咄嗟に言葉がでない。彼が草太と仲良く遊んでいる。
「おおおお母さん!」
取り敢えず状況把握が出来なくて、透子に叫んだ。
「あら。おかえり、雫」
「おかえりじゃなくて!」
雫は嫌なものでも見るように震えながらそれを指差した。
人を指で差しちゃダメです、そう教わって育ったからこそ指で差してやった。
「あー、壮? 今日夕飯食べていくから」
ん? 壮くん? ぎゃあと雫が叫んだ。
背が伸びていて、声変わりをしていて、大人っぽい雰囲気になっていたからまるで気づかなかったが、彼は裏に住んでいた東雲壮だ。幼馴染の一人で、彼の家庭の事情で二年間ほど会っていない。

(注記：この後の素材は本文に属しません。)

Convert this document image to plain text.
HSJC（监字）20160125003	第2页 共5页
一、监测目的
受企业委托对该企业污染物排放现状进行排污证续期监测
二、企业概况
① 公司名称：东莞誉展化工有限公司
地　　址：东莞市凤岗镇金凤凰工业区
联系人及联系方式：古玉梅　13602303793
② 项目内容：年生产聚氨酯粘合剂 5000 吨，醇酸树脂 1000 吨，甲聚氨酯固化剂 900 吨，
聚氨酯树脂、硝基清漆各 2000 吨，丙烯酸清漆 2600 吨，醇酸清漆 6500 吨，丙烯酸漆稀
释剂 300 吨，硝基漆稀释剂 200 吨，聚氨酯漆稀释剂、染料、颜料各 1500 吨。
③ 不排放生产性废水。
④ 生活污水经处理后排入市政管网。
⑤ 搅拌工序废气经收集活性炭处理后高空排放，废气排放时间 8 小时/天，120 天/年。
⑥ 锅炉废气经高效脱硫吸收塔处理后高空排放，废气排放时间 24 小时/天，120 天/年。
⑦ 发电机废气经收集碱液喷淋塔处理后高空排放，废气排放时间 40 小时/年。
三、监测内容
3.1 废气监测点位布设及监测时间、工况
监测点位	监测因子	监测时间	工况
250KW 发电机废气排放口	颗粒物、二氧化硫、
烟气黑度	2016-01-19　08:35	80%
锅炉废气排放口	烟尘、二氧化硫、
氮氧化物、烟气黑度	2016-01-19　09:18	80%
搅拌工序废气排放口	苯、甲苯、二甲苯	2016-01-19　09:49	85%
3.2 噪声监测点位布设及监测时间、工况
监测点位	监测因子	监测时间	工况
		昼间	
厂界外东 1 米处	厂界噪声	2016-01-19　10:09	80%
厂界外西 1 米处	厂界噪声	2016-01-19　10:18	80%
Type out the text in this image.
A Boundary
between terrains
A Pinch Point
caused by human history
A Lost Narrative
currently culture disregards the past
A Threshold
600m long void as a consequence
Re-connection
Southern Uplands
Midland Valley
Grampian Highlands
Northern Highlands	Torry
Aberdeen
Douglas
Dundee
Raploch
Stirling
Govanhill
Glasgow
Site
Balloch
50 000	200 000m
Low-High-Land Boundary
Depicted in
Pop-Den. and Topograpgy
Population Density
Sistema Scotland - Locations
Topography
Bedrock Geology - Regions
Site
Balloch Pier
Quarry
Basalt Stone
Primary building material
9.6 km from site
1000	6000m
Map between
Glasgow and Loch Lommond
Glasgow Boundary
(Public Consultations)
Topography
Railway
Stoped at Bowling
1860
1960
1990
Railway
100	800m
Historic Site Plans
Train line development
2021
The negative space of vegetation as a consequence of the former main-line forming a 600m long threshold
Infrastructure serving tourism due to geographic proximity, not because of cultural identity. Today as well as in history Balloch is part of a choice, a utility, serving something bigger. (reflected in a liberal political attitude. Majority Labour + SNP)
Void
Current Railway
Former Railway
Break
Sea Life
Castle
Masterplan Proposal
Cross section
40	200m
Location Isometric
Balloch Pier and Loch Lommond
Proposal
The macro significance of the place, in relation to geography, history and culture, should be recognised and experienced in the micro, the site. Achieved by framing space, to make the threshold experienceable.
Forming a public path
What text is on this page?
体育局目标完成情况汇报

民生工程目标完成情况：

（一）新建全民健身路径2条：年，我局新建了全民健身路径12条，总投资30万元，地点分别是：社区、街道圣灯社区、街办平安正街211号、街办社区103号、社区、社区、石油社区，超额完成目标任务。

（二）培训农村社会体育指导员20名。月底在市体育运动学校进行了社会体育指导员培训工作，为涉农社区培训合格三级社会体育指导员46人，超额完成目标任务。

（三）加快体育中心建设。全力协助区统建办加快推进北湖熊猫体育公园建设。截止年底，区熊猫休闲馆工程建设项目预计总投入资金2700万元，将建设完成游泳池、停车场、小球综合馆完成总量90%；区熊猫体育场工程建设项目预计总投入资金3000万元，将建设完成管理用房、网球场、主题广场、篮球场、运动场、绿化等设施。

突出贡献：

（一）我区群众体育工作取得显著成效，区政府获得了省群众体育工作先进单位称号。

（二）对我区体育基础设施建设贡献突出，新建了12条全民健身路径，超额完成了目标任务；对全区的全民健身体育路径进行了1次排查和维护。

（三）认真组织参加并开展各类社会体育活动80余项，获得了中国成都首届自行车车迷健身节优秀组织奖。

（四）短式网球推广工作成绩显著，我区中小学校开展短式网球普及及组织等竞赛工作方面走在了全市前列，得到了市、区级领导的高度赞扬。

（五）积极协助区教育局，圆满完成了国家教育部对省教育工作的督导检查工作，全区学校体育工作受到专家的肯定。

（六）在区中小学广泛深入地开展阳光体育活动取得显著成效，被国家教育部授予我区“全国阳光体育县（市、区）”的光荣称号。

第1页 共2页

一年前に戻って来ていたが、雫は戻って来ていたことなど今の今まで全く知らなかった。
「ぎゃあてあんた、壮に何かされたの?」
雫が真っ青になる。
「壮、何したの? 言いなさい」
透子の恐ろしい笑顔と尋問に壮は焦った。
「逃げるぞ、雫!」
そうして無理やり雫の手を掴むと相田家を飛び出した。